En Hainaut, c’est dans l’arrondissement judiciaire de Charleroi que s’implantera le nouveau centre de prise en charge des violences sexuelles (CPVS) financé par le fédéral. Si un appel à candidatures a été lancé auprès des hôpitaux, aucune localisation n’est encore arrêtée, selon l’échevine en charge de l’Égalité femmes-hommes et de la Santé Françoise Daspremont (PS). Comme elle s’en explique dans une réponse écrite à la question du conseiller communal Ecolo Benjamin Debroux, un appel à candidatures a été lancé pour l’accueil d’un tel projet. Mise en place au plus tôt en 2021.

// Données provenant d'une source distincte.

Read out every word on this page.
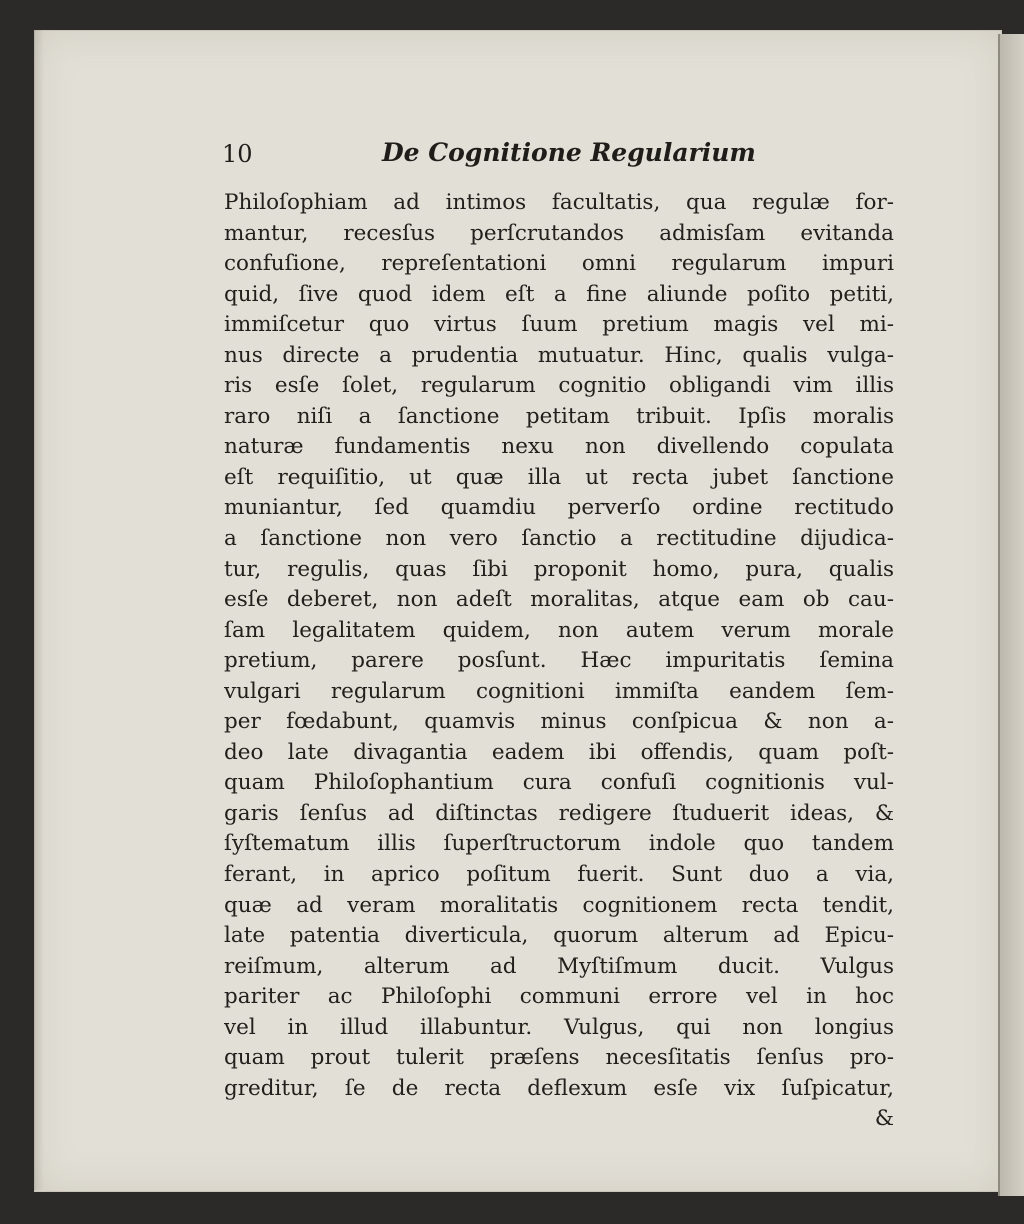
10	De Cognitione Regularium
Philoſophiam ad intimos facultatis, qua regulæ for-
mantur, recesſus perſcrutandos admisſam evitanda
confuſione, repreſentationi omni regularum impuri
quid, ſive quod idem eſt a fine aliunde poſito petiti,
immiſcetur quo virtus ſuum pretium magis vel mi-
nus directe a prudentia mutuatur. Hinc, qualis vulga-
ris esſe ſolet, regularum cognitio obligandi vim illis
raro niſi a ſanctione petitam tribuit. Ipſis moralis
naturæ fundamentis nexu non divellendo copulata
eſt requiſitio, ut quæ illa ut recta jubet ſanctione
muniantur, ſed quamdiu perverſo ordine rectitudo
a ſanctione non vero ſanctio a rectitudine dijudica-
tur, regulis, quas ſibi proponit homo, pura, qualis
esſe deberet, non adeſt moralitas, atque eam ob cau-
ſam legalitatem quidem, non autem verum morale
pretium, parere posſunt. Hæc impuritatis ſemina
vulgari regularum cognitioni immiſta eandem ſem-
per fœdabunt, quamvis minus conſpicua & non a-
deo late divagantia eadem ibi offendis, quam poſt-
quam Philoſophantium cura confuſi cognitionis vul-
garis ſenſus ad diſtinctas redigere ſtuduerit ideas, &
ſyſtematum illis ſuperſtructorum indole quo tandem
ferant, in aprico poſitum fuerit. Sunt duo a via,
quæ ad veram moralitatis cognitionem recta tendit,
late patentia diverticula, quorum alterum ad Epicu-
reiſmum, alterum ad Myſtiſmum ducit. Vulgus
pariter ac Philoſophi communi errore vel in hoc
vel in illud illabuntur. Vulgus, qui non longius
quam prout tulerit præſens necesſitatis ſenſus pro-
greditur, ſe de recta deflexum esſe vix ſuſpicatur,
&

Accessibles 24 heures sur 24 sept jours sur sept, les CPVS ont pour fonction d’offrir l’aide et les soins nécessaires aux victimes de violences sexuelles (femmes, hommes, transgenres, enfants). L’Organisation mondiale de la santé (OMS) recommande que cette assistance intervienne aussi vite que possible après l’agression. Une assistance de trois ordres : médicale (soins, examens, traitements), médico-légale (constat de lésions, recherche d’ADN, collecte de preuves) et psychologique (écoute active et suivi). Il a été prouvé que les chances de guérison chez les victimes de violences sexuelles qui recevaient des soins multidisciplinaires étaient meilleures, qu’elles récupéraient plus rapidement et risquaient moins de subir une nouvelle violence. Si la victime le souhaite, elle peut également déposer une plainte en justice.

En date du 13 juin, le Conseil des ministres a donné l’autorisation de poursuivre l’extension des CPVS. Cela comprend l’expansion des trois CPVS existants, à Gand, Bruxelles et Liège, ainsi que la création de sept nouvelles antennes. Dès le choix du partenaire, le réseau carolo sera contacté pour définir les collaborations.